HOW DID IT COME TO THIS

14 September - 1 October 2011

 

Lyndal May Stewart + Madé Spencer-Castle

How Did It Come To This sees Lyndal May Stewart and Madé Spencer-Castle exploring identity, agency and perception. Their collaborative photographic works trace the borders between self and other, inhabiting a space of both literal and figurative transformation.


All forms flatten into their image or are reconfigured and packed into words. You are an imprecise, incomplete shape, but as a word, you are clear, contained, delimited — you begin and end. My mouth opens at the start of your name _____ and it closes after the sound has left my lips. A small trace of you lingers and then is swallowed. Gone.

As an image, your dynamic being is fixed.
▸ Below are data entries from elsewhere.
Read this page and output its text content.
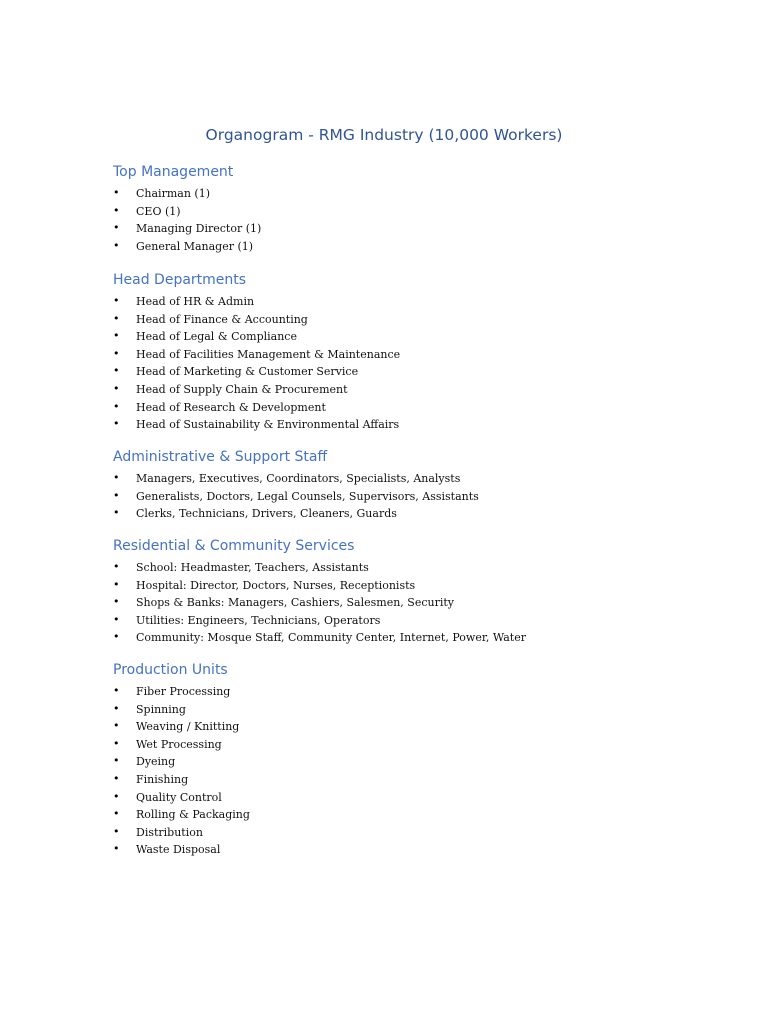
Organogram - RMG Industry (10,000 Workers)
Top Management
• Chairman (1)
• CEO (1)
• Managing Director (1)
• General Manager (1)
Head Departments
• Head of HR & Admin
• Head of Finance & Accounting
• Head of Legal & Compliance
• Head of Facilities Management & Maintenance
• Head of Marketing & Customer Service
• Head of Supply Chain & Procurement
• Head of Research & Development
• Head of Sustainability & Environmental Affairs
Administrative & Support Staff
• Managers, Executives, Coordinators, Specialists, Analysts
• Generalists, Doctors, Legal Counsels, Supervisors, Assistants
• Clerks, Technicians, Drivers, Cleaners, Guards
Residential & Community Services
• School: Headmaster, Teachers, Assistants
• Hospital: Director, Doctors, Nurses, Receptionists
• Shops & Banks: Managers, Cashiers, Salesmen, Security
• Utilities: Engineers, Technicians, Operators
• Community: Mosque Staff, Community Center, Internet, Power, Water
Production Units
• Fiber Processing
• Spinning
• Weaving / Knitting
• Wet Processing
• Dyeing
• Finishing
• Quality Control
• Rolling & Packaging
• Distribution
• Waste Disposal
The liquidity of a moment with you is defined, rendered explicit, made precise; its sounds, its tastes, its duration, the whole animate universe shaking within it — all these things — collapse in upon one another, cancel one another out. An image points to that which it excludes; it traces an outline, stakes out a perimeter — paper thin, skin-deep.

You function as a sign. I am free to use you in a sentence, to cut you out of yourself and paste you somewhere else. I can take you with me. I can keep you alive long after your death. This is why in so many places, taking a photograph is a form of theft.
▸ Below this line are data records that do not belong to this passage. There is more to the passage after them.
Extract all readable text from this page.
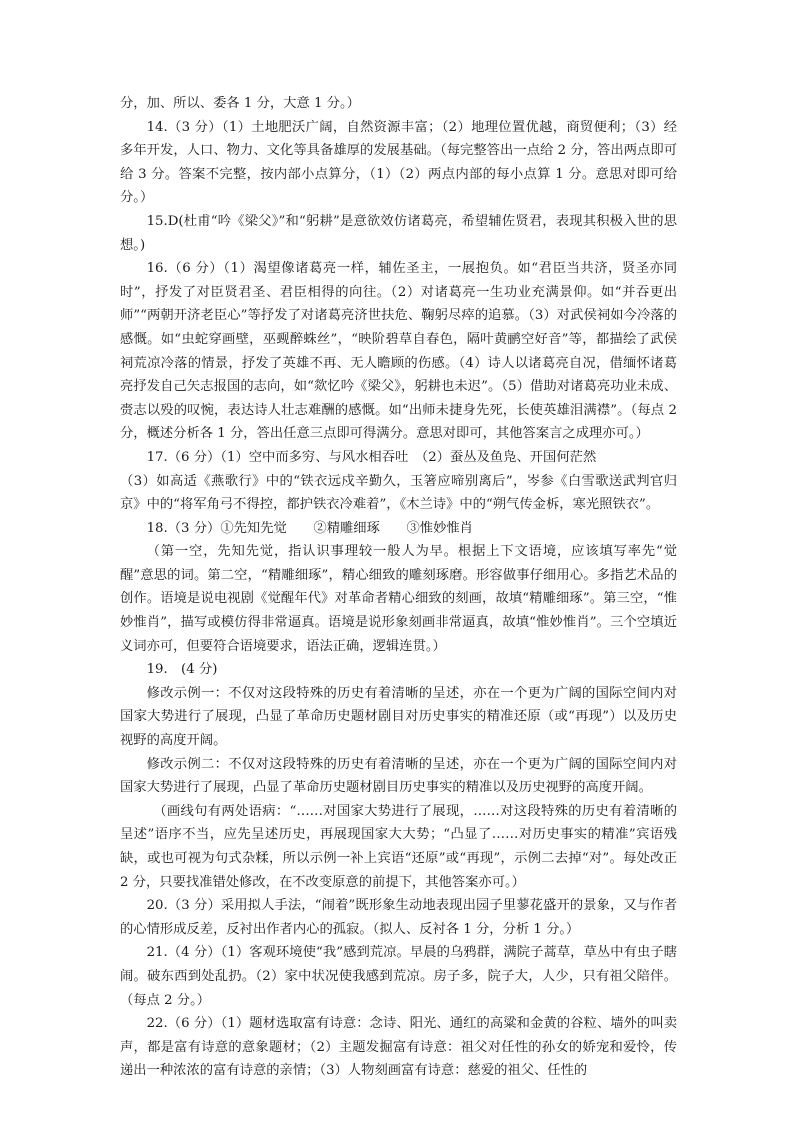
分，加、所以、委各 1 分，大意 1 分。）

14.（3 分）（1）土地肥沃广阔，自然资源丰富；（2）地理位置优越，商贸便利；（3）经多年开发，人口、物力、文化等具备雄厚的发展基础。（每完整答出一点给 2 分，答出两点即可给 3 分。答案不完整，按内部小点算分，（1）（2）两点内部的每小点算 1 分。意思对即可给分。）

15.D(杜甫“吟《梁父》”和“躬耕”是意欲效仿诸葛亮，希望辅佐贤君，表现其积极入世的思想。)

16.（6 分）（1）渴望像诸葛亮一样，辅佐圣主，一展抱负。如“君臣当共济，贤圣亦同时”，抒发了对臣贤君圣、君臣相得的向往。（2）对诸葛亮一生功业充满景仰。如“并吞更出师”“两朝开济老臣心”等抒发了对诸葛亮济世扶危、鞠躬尽瘁的追慕。（3）对武侯祠如今冷落的感慨。如“虫蛇穿画壁，巫觋醉蛛丝”，“映阶碧草自春色，隔叶黄鹂空好音”等，都描绘了武侯祠荒凉冷落的情景，抒发了英雄不再、无人瞻顾的伤感。（4）诗人以诸葛亮自况，借缅怀诸葛亮抒发自己矢志报国的志向，如“欻忆吟《梁父》，躬耕也未迟”。（5）借助对诸葛亮功业未成、赍志以殁的叹惋，表达诗人壮志难酬的感慨。如“出师未捷身先死，长使英雄泪满襟”。（每点 2 分，概述分析各 1 分，答出任意三点即可得满分。意思对即可，其他答案言之成理亦可。）

17.（6 分）（1）空中而多穷、与风水相吞吐　（2）蚕丛及鱼凫、开国何茫然

（3）如高适《燕歌行》中的“铁衣远戍辛勤久，玉箸应啼别离后”，岑参《白雪歌送武判官归京》中的“将军角弓不得控，都护铁衣冷难着”，《木兰诗》中的“朔气传金柝，寒光照铁衣”。

18.（3 分）①先知先觉　　②精雕细琢　　③惟妙惟肖

（第一空，先知先觉，指认识事理较一般人为早。根据上下文语境，应该填写率先“觉醒”意思的词。第二空，“精雕细琢”，精心细致的雕刻琢磨。形容做事仔细用心。多指艺术品的创作。语境是说电视剧《觉醒年代》对革命者精心细致的刻画，故填“精雕细琢”。第三空，“惟妙惟肖”，描写或模仿得非常逼真。语境是说形象刻画非常逼真，故填“惟妙惟肖”。三个空填近义词亦可，但要符合语境要求，语法正确，逻辑连贯。）

19.　(4 分)

修改示例一：不仅对这段特殊的历史有着清晰的呈述，亦在一个更为广阔的国际空间内对国家大势进行了展现，凸显了革命历史题材剧目对历史事实的精准还原（或“再现”）以及历史视野的高度开阔。

修改示例二：不仅对这段特殊的历史有着清晰的呈述，亦在一个更为广阔的国际空间内对国家大势进行了展现，凸显了革命历史题材剧目历史事实的精准以及历史视野的高度开阔。

（画线句有两处语病：“……对国家大势进行了展现，……对这段特殊的历史有着清晰的呈述”语序不当，应先呈述历史，再展现国家大大势；“凸显了……对历史事实的精准”宾语残缺，或也可视为句式杂糅，所以示例一补上宾语“还原”或“再现”，示例二去掉“对”。每处改正 2 分，只要找准错处修改，在不改变原意的前提下，其他答案亦可。）

20.（3 分）采用拟人手法，“闹着”既形象生动地表现出园子里蓼花盛开的景象，又与作者的心情形成反差，反衬出作者内心的孤寂。（拟人、反衬各 1 分，分析 1 分。）

21.（4 分）（1）客观环境使“我”感到荒凉。早晨的乌鸦群，满院子蒿草，草丛中有虫子瞎闹。破东西到处乱扔。（2）家中状况使我感到荒凉。房子多，院子大，人少，只有祖父陪伴。（每点 2 分。）

22.（6 分）（1）题材选取富有诗意：念诗、阳光、通红的高粱和金黄的谷粒、墙外的叫卖声，都是富有诗意的意象题材；（2）主题发掘富有诗意：祖父对任性的孙女的娇宠和爱怜，传递出一种浓浓的富有诗意的亲情；（3）人物刻画富有诗意：慈爱的祖父、任性的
It was Lacan who spoke of the particularly human tragedy lurking in the mirror. Mistaking our reflection, we are lost to an interminable affirmation of the I in the external world. We spend existence earnestly completing the image we have of ourselves, stringing fragments together into the perfect noose. Captivated, I cover myself with my image. How can I possibly see with this image of myself bound so tightly to my me?

It is rare that we are offered a direct way of seeing the artifice of this blindness, and the work with which Lyndal May Stewart and Madé Spencer-Castle present us, is this opportunity. Me as You, Me as Me, You as Me, You as You acts as a diagram. It is a formula from which an intricacy logically unfolds. From the simplicity of its structure, complexity takes shape; from the detachment and interplay of each artist’s face, an incisive examination of selfhood and otherness, of sameness and difference, takes place.

What happens when a person assumes the form of another? We detect the edges of things automatically, so where is it exactly that you end and I begin? Is that yours or mine? In each encounter, we choose to maintain or ignore this boundary, time after time. What happens when someone re-inhabits their own form and actively wears themselves as a skin?

How did it come to this? How did we end up here pulling the self from the non-self? At the centre of this work is a fortuitous lapse in border control, an openness between two people that allows something else to occur. Mask making is a form of play. Here, it is a game of exchange, a sortie into another’s territory, an opportunity to try someone else on for size. A mask, however, is always a cover, sometimes a screen, sometimes a shield.

You are twice hidden — an image conceals an image. And behind this? From where you stand can you see me? In these photographs, you have two sets of eyes, but can I be seen? In this double vision, I am invisible. I am free.